Et maintenant, quelle probabilité y a-t-il que l’initiative que je viens de prendre en portant devant vous, Messieurs, la question du Congo, aura pour effet la conclusion d’un traité conforme aux vues que j’ai eu l’honneur de vous exposer ?

Je ne suis pas éloigné d’espérer, je l’avoue, qu’elle portera cet heureux fruit. J’en ai pour garants les dispositions favorables que l’on peut s’attendre à rencontrer pour cela, aussi bien chez les puissances intéressées que dans le sein de notre Institut.

Ce n’est pas comme pour le canal de Suez, dont nous nous sommes occupés naguère. Les deux cas, en effet, quoiqu’on ait établi un rapprochement entre eux, ne sont pas assimilables[1]. Pour le canal, il s’agissait de prendre des précautions, afin d’empêcher sa détérioration ou sa fermeture en cas de guerre,[2] et aucune mesure propre à atteindre ce but, ne put parvenir à concilier les intérêts considérables qui se trouvaient en conflit sur ce point.[3] Pour le Congo, au contraire, comme les intérêts des diverses puissances sont presque identiques, et que c’est en vue de l’état de paix qu’une entente est désirée, les chances de succès sont tout autres. Il n’y a pas à redouter, par exemple, que les États riverains trouvent, comme on le craignait en Égypte, « leurs droits d’indépendance compromis et même leur dignité lésée[4], » par les propositions auxquelles on leur demanderait de souscrire.

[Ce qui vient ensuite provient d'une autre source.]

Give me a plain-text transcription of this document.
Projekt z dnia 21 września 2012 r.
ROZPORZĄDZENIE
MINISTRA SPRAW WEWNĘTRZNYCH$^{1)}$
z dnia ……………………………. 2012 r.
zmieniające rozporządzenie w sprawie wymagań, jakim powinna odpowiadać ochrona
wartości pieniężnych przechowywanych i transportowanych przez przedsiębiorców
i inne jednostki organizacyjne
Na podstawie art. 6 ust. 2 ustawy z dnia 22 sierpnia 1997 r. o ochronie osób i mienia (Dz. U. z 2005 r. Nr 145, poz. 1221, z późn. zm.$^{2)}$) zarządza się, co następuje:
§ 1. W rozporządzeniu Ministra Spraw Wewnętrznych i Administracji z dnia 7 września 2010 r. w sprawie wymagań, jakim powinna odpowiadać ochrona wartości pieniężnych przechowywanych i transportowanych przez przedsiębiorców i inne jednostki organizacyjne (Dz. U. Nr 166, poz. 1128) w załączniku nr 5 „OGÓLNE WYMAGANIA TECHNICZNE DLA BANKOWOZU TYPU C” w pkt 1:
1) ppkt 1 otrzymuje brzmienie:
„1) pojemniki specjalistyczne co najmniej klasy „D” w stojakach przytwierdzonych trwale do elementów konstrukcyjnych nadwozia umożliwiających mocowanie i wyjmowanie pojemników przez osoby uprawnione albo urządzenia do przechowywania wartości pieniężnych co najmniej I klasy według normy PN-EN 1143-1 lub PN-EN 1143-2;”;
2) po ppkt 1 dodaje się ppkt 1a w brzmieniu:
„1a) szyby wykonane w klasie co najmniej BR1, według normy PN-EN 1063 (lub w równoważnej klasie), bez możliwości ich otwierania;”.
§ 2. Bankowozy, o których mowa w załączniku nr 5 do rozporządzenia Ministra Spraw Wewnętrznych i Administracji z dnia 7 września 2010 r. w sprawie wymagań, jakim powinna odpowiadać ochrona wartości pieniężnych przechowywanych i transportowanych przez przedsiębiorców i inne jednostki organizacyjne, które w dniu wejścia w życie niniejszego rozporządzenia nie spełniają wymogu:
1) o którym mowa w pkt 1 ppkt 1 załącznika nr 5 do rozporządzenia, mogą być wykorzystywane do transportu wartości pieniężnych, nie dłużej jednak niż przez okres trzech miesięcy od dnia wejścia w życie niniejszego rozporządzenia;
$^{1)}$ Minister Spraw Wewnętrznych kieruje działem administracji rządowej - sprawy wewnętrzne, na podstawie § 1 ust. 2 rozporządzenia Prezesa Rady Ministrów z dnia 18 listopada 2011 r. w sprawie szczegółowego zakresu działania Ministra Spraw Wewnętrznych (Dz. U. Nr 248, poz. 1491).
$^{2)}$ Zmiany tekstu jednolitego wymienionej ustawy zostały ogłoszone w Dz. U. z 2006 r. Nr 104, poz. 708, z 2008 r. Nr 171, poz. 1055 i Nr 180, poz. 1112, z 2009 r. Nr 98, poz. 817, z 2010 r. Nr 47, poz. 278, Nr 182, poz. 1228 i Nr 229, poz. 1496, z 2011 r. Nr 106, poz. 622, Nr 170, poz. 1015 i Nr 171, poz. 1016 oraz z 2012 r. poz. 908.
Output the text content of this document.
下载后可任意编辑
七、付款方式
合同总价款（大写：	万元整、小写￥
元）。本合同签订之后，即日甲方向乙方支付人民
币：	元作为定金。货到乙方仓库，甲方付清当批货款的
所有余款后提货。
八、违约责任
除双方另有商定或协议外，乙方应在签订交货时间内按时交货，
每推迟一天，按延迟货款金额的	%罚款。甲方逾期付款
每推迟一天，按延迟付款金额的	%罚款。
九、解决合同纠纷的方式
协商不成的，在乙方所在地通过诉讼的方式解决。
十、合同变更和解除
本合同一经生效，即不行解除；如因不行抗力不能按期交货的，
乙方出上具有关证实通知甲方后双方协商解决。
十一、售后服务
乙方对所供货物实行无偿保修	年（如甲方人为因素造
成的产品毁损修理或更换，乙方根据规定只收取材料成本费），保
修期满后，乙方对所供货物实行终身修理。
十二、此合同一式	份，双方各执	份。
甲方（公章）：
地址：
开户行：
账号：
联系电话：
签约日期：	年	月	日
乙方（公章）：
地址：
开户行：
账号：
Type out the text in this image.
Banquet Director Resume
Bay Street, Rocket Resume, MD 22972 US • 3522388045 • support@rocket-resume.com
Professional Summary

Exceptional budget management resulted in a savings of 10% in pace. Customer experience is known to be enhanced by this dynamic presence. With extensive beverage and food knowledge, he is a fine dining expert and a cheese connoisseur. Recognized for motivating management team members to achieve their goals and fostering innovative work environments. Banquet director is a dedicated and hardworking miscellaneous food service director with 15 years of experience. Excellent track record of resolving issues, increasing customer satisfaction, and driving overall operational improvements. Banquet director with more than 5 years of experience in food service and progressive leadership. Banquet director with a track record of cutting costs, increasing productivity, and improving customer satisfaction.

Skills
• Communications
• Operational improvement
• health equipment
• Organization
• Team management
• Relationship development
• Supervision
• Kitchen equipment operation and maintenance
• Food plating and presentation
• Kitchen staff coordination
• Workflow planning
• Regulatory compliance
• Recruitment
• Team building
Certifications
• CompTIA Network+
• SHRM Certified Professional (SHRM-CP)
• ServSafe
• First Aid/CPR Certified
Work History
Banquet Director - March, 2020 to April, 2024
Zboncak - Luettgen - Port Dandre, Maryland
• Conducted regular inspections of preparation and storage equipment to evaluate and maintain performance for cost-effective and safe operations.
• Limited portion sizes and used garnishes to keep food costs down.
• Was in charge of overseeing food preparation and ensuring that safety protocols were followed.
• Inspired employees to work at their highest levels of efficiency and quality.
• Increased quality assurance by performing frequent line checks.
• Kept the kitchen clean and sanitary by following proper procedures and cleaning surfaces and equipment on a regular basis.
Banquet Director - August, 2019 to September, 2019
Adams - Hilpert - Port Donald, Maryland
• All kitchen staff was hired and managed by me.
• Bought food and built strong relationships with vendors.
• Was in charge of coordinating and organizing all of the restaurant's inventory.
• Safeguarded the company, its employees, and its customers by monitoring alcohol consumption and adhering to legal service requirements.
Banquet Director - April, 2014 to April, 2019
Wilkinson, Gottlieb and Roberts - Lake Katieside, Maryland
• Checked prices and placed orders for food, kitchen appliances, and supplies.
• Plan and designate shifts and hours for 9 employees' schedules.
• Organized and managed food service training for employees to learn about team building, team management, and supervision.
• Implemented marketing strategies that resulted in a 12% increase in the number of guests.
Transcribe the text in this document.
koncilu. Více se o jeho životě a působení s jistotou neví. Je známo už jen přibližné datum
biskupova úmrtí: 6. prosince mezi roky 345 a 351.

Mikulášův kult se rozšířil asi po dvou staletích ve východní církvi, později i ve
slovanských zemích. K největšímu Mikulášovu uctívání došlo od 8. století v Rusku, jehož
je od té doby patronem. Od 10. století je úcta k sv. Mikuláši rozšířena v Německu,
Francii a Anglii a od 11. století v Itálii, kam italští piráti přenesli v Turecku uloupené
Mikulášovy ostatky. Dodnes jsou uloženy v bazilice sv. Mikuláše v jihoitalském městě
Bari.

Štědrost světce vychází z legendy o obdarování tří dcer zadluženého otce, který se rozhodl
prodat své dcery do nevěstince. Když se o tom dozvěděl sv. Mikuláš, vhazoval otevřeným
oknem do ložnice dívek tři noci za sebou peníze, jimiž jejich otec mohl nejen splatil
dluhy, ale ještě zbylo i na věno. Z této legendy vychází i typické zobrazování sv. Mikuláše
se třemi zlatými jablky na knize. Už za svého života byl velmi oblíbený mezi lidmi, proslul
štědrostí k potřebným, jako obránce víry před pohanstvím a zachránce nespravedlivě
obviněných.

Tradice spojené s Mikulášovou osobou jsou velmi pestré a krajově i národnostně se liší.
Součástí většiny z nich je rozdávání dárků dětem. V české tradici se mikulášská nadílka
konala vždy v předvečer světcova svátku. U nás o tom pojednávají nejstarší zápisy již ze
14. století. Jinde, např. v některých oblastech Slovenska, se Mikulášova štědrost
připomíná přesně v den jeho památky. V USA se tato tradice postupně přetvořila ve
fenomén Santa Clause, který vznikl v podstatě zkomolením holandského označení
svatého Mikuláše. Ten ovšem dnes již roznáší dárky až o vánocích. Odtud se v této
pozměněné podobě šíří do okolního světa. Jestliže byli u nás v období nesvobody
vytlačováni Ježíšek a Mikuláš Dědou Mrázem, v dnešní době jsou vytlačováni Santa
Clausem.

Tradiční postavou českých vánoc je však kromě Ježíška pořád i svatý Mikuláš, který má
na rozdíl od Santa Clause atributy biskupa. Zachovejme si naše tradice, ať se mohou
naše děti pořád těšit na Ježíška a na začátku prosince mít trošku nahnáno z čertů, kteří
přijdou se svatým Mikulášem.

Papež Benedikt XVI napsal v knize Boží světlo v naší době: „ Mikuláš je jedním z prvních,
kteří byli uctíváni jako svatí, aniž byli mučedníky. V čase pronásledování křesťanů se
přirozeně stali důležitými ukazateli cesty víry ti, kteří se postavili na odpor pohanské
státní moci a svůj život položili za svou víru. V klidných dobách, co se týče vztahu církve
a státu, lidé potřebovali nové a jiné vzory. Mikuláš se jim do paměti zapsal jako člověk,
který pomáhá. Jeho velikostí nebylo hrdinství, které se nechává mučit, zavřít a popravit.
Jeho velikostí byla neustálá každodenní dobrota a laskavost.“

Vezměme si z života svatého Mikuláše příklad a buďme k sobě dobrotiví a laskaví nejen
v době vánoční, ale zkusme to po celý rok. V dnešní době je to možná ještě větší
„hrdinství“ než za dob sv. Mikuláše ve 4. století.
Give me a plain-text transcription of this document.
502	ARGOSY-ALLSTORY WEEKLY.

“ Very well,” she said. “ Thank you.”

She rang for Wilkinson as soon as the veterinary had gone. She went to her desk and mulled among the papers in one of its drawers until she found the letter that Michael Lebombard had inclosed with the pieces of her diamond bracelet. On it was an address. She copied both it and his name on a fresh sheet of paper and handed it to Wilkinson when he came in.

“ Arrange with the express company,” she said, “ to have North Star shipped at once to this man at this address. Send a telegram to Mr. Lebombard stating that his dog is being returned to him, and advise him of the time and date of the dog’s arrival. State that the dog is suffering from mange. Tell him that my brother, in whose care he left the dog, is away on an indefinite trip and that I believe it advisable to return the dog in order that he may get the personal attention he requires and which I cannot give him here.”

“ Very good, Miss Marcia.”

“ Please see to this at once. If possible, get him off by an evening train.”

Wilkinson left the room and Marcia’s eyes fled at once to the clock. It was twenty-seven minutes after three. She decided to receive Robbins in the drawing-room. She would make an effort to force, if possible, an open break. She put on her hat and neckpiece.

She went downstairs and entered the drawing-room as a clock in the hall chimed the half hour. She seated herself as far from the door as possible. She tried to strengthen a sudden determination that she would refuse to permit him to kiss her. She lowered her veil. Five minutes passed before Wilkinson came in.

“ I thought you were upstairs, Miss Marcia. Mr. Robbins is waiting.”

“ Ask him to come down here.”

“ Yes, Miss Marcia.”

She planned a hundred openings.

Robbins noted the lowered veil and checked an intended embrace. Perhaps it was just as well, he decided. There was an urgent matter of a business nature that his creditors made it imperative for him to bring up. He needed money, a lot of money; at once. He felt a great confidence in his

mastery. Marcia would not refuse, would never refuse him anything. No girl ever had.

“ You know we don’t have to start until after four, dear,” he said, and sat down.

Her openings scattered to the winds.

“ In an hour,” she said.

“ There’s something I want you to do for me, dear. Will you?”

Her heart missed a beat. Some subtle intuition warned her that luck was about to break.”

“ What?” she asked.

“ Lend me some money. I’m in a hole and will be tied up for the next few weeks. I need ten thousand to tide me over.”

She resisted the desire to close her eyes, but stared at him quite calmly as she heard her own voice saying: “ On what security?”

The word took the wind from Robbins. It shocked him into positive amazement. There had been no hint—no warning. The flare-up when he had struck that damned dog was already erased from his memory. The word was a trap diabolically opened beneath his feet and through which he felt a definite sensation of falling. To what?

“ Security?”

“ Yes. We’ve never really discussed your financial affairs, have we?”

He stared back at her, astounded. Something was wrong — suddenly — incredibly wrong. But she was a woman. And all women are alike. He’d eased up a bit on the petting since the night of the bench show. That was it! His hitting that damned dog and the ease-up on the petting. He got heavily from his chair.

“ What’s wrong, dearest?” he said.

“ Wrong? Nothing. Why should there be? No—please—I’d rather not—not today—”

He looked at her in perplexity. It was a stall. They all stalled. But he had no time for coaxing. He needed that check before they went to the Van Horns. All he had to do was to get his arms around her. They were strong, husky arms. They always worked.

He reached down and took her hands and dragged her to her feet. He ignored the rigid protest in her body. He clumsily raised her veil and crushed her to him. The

En ce qui concerne la France, n’oublions pas que de Brazza a dit qu’il prenait possession de Ntamo, « le point commercialement stratégique autour duquel s’agite la question du Congo[5], » « non pour fermer

  1. Gessner (Die Gegenwart).
  2. Annuaire de 1879-80, t. I, p. 335.
  3. Ibid., 350.
  4. Ibid., 336.
  5. Revue maritime, août 1883, p. 407.